No caixote veio também um guarda-fatos adquirido em Tete, que nunca fez parte da
mobília da Matola, casa na qual existiam armários embutidos na parede, o
que excluía a necessidade da peça. O guarda-fatos proveniente da fábrica de
Tete, apresentava design dos anos 70, com
um aileron ao alto, quebrado por um pináculo a meio, ponto a partir do qual o acrescento crescia, alargando a partir dali as suas asas retas. Foi das peças de
mobiliário mais feias que encontrei. Tentei dar a volta a essa herança, colocando-a
em vários quartos, em diferentes paredes. Imaginei-o pintado com uma patine romântica
em desgastado falso, mas nunca ficou bem em assoalhada alguma, onde quer que a
colocasse, e nem sequer na minha imaginação. Considero mau sinal a minha fantasia
não conseguir visualizar o que um objeto pode ser, ainda não sendo, ou não lhe
agradar o que vê.
Quando
os papás vieram de África deu-me jeito pensar que já não fodiam, embora eu
tivesse começado uns tempos antes.
Era sumarento, sem palavras certas nem regras.
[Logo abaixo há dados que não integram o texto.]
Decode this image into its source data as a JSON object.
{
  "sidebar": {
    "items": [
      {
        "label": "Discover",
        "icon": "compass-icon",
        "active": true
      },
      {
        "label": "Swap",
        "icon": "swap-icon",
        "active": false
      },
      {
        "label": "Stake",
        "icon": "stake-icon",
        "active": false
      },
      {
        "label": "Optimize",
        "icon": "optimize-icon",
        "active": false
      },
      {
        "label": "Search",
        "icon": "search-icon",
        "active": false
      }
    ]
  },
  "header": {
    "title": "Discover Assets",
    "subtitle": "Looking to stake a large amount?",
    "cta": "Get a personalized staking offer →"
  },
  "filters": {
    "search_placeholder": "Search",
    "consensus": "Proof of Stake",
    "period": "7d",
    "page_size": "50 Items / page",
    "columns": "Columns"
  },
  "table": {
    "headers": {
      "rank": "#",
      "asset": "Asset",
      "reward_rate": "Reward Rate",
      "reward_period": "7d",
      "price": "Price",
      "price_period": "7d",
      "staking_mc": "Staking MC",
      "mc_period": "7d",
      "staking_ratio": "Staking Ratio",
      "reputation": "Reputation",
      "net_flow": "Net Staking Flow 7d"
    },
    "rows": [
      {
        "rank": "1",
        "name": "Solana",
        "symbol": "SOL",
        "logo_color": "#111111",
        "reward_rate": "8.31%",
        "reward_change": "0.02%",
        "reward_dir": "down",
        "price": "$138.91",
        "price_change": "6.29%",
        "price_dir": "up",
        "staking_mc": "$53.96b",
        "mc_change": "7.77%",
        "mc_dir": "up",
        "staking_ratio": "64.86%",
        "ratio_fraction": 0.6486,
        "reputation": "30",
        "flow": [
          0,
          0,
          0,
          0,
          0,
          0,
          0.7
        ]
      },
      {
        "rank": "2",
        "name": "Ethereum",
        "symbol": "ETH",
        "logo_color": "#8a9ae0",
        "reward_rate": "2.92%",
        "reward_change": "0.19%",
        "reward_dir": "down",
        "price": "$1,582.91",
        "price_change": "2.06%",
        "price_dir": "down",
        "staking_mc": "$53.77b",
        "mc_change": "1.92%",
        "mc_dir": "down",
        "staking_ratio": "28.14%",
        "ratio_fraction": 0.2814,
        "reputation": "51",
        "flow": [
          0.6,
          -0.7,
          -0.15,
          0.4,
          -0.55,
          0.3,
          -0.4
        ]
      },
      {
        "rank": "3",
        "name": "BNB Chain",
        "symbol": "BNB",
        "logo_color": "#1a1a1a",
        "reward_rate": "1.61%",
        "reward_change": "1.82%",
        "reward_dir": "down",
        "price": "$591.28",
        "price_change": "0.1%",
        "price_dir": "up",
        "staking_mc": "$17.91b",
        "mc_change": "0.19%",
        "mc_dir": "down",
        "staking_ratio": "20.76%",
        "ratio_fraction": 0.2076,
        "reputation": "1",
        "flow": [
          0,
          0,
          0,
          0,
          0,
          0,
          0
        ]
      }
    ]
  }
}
Era uma brincadeira de
animais, e não pode ser possível nem verdade que os nossos pais se entreguem a um gosto
que nos ensinaram a encarar como vergonha.
Não
somos capazes de ver os papás como pessoas iguais a nós, como penso que eles
não sejam capazes de nos ver como
pessoas que eles também já foram, antes de ser o que são. Somos continuações e prolongamentos
uns dos outros, que se escondem, se temem.
Portanto,
os meus pais não fodiam, mas a mamã dizia-me que havia a mulher ruiva do talho, com as calças verdes, mal jeitosa, que o cortejava. Ria-me e respondia-lhe que não
podia ser, não passaria de um convívio de vizinhos, e nada mais. Uma mulher entrada
na idade a cortejar o papá, que ideia mais ridícula. E o papá a cortejar
alguém, aos sessenta anos, gordo e estragado, honestamente, que ideia! Ria-me
e exclamava “que exagero”. Não poderia ser mais do que uma brincadeira, uma
troca de piropos. A mamã clamava que não, que o gerente do talho era putanheiro
e levava o papá para maus caminhos. Chamava-me ao quarto, abria gavetas
e mostrava-me comprimidos e elixires medicinais à base de pau de Cabinda e
ginseng que o papá tinha comprado na ervanária para ter mais força naquilo.
“Ainda
tem a mania destas coisas.”
“Oh,
mãe, não é isso!”
Ria-me,
envergonhada.
“É só uma vitamina para dar força. Deixa-o ter as suas alegrias.”
“Ele
é maluco, já sabes. Tem a mania que é novo. Sempre gostou destas brincadeiras parvas.”
A
minha mãe não tinha amigas. Teve a sua mãe, mas morreu cedo. Eu nunca me
importei de ser a sua amiga preferida, o seu desabafo.
As
gavetas da mesa-de-cabeceira, como as da cómoda e as do pechiché da mobília do
quarto dos papás sempre abriram mal, como se estivessem enferrujadas. Pareciam
ter sido feitas maiores do que as caixas que as recebiam, e emperravam se não fechassem
direitinhas e à primeira tentativa.
Desde
que mudaram de Lourenço Marques para a Matola, em 1971, até morrerem, em
Almada, os papás tiveram sempre a mesma
mobília de quarto em umbila escura que pouco se estragou com os anos. A certa altura
desencaixou-se o espelho do pechiché e o móvel passou solitário para o sótão. Servia
pouco. O papá usava-o para preencher os totobolas, escrever relatórios do
serviço. Aí se pousavam relógios, perfumes, medicamentos, e nas gavetas havia
peúgas e lenços de assoar.
A mobília
permaneceu em bom estado até ao fim, sendo que fim foi ter seguido para o
Alentejo, para uma casa no campo que a Guidinha lá tem. Imagino que esteja tudo
a ser útil e que muitos anos depois de eu passar para o o lado misterioso, os netos dos que
poderiam ter sido meus filhos, possam nascer na cama do quarto da Matola transferida
para o Alentejo.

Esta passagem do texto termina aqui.